The reason for this is basically the following:
I need to go out for the public IP of my Kubernetes cluster to debug an external website and I want to do it from my local machine (using the browser in fact). Therefore, I will be able to navigate from my local using crossing traffic through a pod, using Openssh-Server as SOCKSV5 Server.
REMEMBER: DEBUGING OR TESTING PURPOSE!!!
The official image of this SSH server is from linuxserver.io
Build your own image. The Dockerfile has a slight change from the official image. Enable TCP forward.
FROM docker.io/linuxserver/openssh-server:latest
# latest is not a good practice, but this is for testing purpose
RUN sed -i 's/AllowTcpForwarding no/AllowTcpForwarding yes/g' /etc/ssh/sshd_config
Inside the script build.sh change the docker hub username/repository (or custom repository).
#!/usr/bin/env bash
# I'm using buildx since I'm using Kubernetes nodes with amd64 but my personal laptop it's arm64
docker buildx build --platform linux/amd64 \
--no-cache \
--pull \
-t docker.io/containerscrew/socks-k8s:latest .

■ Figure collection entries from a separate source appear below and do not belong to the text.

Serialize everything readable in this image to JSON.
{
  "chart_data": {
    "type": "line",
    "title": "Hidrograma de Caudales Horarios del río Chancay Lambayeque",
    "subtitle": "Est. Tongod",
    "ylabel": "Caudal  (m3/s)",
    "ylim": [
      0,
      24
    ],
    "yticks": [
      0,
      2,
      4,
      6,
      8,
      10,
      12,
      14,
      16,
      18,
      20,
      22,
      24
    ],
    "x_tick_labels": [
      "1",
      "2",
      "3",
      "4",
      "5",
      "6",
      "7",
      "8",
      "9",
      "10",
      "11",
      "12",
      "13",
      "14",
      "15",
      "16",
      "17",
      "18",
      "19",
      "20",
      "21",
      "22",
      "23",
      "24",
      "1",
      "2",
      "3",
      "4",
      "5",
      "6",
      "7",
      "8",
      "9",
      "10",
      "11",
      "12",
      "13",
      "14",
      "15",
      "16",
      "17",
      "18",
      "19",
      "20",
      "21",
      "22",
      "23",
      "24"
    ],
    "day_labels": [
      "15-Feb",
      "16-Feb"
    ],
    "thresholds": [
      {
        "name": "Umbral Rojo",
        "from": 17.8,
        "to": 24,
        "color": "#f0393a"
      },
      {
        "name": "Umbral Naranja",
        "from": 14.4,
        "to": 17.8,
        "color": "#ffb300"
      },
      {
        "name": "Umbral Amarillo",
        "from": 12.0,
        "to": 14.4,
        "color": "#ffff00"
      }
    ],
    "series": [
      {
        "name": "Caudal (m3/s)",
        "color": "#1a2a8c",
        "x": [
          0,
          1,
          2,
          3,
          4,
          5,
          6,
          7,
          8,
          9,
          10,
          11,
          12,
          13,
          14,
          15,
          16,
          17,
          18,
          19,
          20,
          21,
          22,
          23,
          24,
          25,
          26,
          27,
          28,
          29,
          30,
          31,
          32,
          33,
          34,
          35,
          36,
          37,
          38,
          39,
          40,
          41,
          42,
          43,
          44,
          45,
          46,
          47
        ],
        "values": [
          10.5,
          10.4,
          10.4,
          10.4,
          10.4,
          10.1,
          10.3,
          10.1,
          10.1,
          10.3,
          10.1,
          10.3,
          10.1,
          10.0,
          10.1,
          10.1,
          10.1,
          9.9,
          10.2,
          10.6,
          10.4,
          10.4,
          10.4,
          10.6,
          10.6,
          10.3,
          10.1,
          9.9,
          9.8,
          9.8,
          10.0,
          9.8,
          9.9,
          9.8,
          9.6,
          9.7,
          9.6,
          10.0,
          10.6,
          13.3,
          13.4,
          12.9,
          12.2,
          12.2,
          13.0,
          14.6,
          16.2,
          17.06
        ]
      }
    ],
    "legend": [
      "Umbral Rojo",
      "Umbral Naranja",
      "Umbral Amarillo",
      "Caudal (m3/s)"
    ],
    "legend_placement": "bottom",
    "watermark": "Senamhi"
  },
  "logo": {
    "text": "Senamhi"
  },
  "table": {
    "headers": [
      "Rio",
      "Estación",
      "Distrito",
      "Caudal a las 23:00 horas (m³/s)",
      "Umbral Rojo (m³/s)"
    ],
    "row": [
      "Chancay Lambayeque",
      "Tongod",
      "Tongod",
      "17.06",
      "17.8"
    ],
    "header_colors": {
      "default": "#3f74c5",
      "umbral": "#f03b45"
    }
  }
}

docker push docker.io/containerscrew/socks-k8s:latest
Change containerscrew/socks-k8s and put your own user.
Execute the script:
./build.sh
kubectl apply -f pod.yml
Take a look in the pod.yml and change what you need
kubectl port-forward pod/socks-pod 2222:2222 -n default
ssh -D8080 admin@localhost -p 2222
Password is admin (the password can be changed in pod.yml)
Also you can execute the following command to run in background
ssh -qNfC -D8080 admin@localhost -p 2222
First:
curl ifconfig.me
Then:
curl -x socks5h://127.0.0.1:8080 ifconfig.me
To be able to tunnel connections in your browser, you need to install a plugin such as Socks5 Proxy. Configure it to make requests to 127.0.0.1:8080.